See all 10 showcase analyses →


Quick Start

30 seconds. No data download. No account.

pip install midwicket
import midwicket.express as px

# Win probability — works instantly, bundled in-memory data
result = px.predict_win(
    venue="Wankhede Stadium",
    target=180,
    current_score=120,
    wickets_down=5,
    overs_done=15.0,
)
print(f"Win probability: {result['win_prob']:.1%}")
# Win probability: 22.5%

That's it. The model runs locally, no API key, no download.

Open in Colab → — zero-install, browser-based.


Loading Datasets

Midwicket connects to Cricsheet and manages download, extraction, and ingestion automatically.

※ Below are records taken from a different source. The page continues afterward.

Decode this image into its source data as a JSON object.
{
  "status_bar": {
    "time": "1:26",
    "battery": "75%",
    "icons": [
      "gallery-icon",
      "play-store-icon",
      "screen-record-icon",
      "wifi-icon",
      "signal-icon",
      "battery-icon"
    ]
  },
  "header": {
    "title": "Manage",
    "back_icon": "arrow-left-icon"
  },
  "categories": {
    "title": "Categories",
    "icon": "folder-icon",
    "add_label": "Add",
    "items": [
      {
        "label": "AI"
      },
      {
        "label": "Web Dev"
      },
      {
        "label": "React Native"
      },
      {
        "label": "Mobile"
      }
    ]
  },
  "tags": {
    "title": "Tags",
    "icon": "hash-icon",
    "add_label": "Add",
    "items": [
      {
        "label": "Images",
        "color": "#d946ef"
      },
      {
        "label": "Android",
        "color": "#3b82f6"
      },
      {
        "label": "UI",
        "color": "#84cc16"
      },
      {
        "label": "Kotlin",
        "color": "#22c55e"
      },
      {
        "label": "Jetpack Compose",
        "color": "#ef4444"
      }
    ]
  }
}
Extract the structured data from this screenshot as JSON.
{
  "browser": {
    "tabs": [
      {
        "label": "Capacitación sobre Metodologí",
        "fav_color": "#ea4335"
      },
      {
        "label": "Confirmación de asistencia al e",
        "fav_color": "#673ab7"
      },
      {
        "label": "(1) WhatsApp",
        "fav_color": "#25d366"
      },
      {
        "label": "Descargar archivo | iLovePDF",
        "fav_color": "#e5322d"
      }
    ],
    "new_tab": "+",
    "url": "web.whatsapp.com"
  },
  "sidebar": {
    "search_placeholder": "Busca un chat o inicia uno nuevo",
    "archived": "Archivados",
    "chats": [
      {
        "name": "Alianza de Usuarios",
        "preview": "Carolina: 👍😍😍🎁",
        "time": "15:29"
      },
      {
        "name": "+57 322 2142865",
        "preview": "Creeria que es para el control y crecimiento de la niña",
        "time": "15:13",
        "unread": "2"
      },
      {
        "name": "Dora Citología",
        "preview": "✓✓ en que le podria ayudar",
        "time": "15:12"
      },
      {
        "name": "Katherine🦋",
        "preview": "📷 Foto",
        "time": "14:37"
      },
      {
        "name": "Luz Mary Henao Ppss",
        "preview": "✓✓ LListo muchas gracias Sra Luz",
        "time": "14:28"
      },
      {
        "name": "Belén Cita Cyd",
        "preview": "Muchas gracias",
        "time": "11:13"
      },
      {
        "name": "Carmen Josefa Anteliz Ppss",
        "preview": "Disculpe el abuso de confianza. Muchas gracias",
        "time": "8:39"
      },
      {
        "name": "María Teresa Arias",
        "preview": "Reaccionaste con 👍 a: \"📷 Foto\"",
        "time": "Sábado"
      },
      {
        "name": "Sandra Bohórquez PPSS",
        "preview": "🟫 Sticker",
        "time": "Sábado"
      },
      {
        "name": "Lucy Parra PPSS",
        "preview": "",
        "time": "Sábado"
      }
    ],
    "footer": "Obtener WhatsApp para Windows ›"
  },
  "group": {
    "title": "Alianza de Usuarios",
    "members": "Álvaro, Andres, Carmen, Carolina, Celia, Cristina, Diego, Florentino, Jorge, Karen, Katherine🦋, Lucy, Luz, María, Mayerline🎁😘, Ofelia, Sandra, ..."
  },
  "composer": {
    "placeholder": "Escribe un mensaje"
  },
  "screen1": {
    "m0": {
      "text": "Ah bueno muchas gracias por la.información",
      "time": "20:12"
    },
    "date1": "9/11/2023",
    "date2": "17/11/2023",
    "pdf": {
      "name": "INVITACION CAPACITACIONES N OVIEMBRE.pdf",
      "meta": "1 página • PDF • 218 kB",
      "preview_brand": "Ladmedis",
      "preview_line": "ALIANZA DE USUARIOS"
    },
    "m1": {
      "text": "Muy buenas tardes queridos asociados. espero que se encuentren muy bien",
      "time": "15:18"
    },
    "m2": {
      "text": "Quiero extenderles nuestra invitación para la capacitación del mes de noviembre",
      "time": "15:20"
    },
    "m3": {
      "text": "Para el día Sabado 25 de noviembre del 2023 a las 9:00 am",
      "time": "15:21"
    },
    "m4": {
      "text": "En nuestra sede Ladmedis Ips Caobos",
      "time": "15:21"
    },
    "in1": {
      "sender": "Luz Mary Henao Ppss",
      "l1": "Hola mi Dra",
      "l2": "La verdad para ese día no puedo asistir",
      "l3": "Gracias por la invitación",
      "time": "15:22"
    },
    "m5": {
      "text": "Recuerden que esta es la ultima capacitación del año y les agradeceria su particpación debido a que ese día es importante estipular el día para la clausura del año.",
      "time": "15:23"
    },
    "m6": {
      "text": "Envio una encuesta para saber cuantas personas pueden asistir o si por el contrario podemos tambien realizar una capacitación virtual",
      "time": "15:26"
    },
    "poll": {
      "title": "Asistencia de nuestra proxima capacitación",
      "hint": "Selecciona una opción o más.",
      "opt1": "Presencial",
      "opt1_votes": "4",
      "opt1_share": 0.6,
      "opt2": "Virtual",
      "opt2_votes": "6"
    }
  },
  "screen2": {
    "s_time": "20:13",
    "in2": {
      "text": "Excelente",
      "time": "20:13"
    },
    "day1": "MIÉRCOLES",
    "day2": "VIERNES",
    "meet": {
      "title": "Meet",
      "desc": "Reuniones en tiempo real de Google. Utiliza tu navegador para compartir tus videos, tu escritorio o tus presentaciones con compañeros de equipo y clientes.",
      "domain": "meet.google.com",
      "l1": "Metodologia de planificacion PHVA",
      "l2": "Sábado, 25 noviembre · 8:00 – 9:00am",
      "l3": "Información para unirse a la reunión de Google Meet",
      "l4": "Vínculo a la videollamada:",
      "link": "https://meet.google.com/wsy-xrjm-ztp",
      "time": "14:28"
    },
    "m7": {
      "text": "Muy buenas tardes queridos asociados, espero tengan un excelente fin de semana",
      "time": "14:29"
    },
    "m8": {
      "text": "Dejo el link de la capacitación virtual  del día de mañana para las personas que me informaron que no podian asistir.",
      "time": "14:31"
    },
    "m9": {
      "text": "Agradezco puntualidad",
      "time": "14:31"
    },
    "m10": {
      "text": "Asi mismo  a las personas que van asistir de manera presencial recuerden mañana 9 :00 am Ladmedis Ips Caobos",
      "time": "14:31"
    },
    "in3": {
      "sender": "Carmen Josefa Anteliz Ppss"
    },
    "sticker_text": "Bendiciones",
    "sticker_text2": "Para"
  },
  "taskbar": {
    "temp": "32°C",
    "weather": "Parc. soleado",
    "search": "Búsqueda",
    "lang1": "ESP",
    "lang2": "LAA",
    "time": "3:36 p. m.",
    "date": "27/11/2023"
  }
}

from midwicket.datasets import load_dataset

# IPL — 1,100+ matches, 2008–present (~50 MB, downloads once)
session = load_dataset("ipl")

# Big Bash League
session = load_dataset("bbl")

# Everything — all formats, all genders, 25+ years
session = load_dataset("all")

Available datasets:

Key Competition Est. Matches
"ipl" Indian Premier League 1,100+
"t20s" T20 Internationals (M + W) 3,200+
"bbl" Big Bash League 650+
"psl" Pakistan Super League 350+
"cpl" Caribbean Premier League 380+
"wbbl" Women's Big Bash League 550+
"odis" One Day Internationals 2,400+
"tests" Test Matches 700+
"all_t20" All T20 globally 8,500+
"all" Complete Cricsheet corpus 16,000+

Once loaded, a session gives you a thread-safe DuckDB engine over ball-by-ball events. Query anything:

df = session.engine.execute_sql("""
    SELECT batter,
           SUM(runs_batter) AS runs,
           ROUND(SUM(runs_batter) * 100.0 / COUNT(*), 1) AS strike_rate,
           COUNT(DISTINCT match_id) AS matches
    FROM ball_events
    WHERE over >= 15              -- death overs only
    GROUP BY batter
    HAVING COUNT(*) >= 100
    ORDER BY runs DESC LIMIT 10
""").to_pandas()

Feature Store

Six production-grade metrics, computed from ball-by-ball data:

from midwicket.features import (
    build_pressure_index,
    build_bowler_quality_rating,
    build_match_context_score,
    build_venue_bias_rating,
    build_batter_intent_score,
    build_expected_runs,
)

# Pressure Index — situational leverage per delivery
pi = build_pressure_index(session)
# Returns DataFrame: match_id, inning, over, ball, batter_id, bowler_id, pressure_index

# Bowler Quality Rating — dot balls + wicket rate combined
bqr = build_bowler_quality_rating(session)
# Returns DataFrame: bowler_id, total_balls, dot_balls, wickets, bowler_quality_rating

# Venue Bias Rating — batter-friendly vs bowler-friendly grounds
vbr = build_venue_bias_rating(session)
# VBR > 1.0 = batter-friendly  |  VBR < 1.0 = bowler-friendly
# Venues with < 5 matches default to VBR = 1.0 (stabilised)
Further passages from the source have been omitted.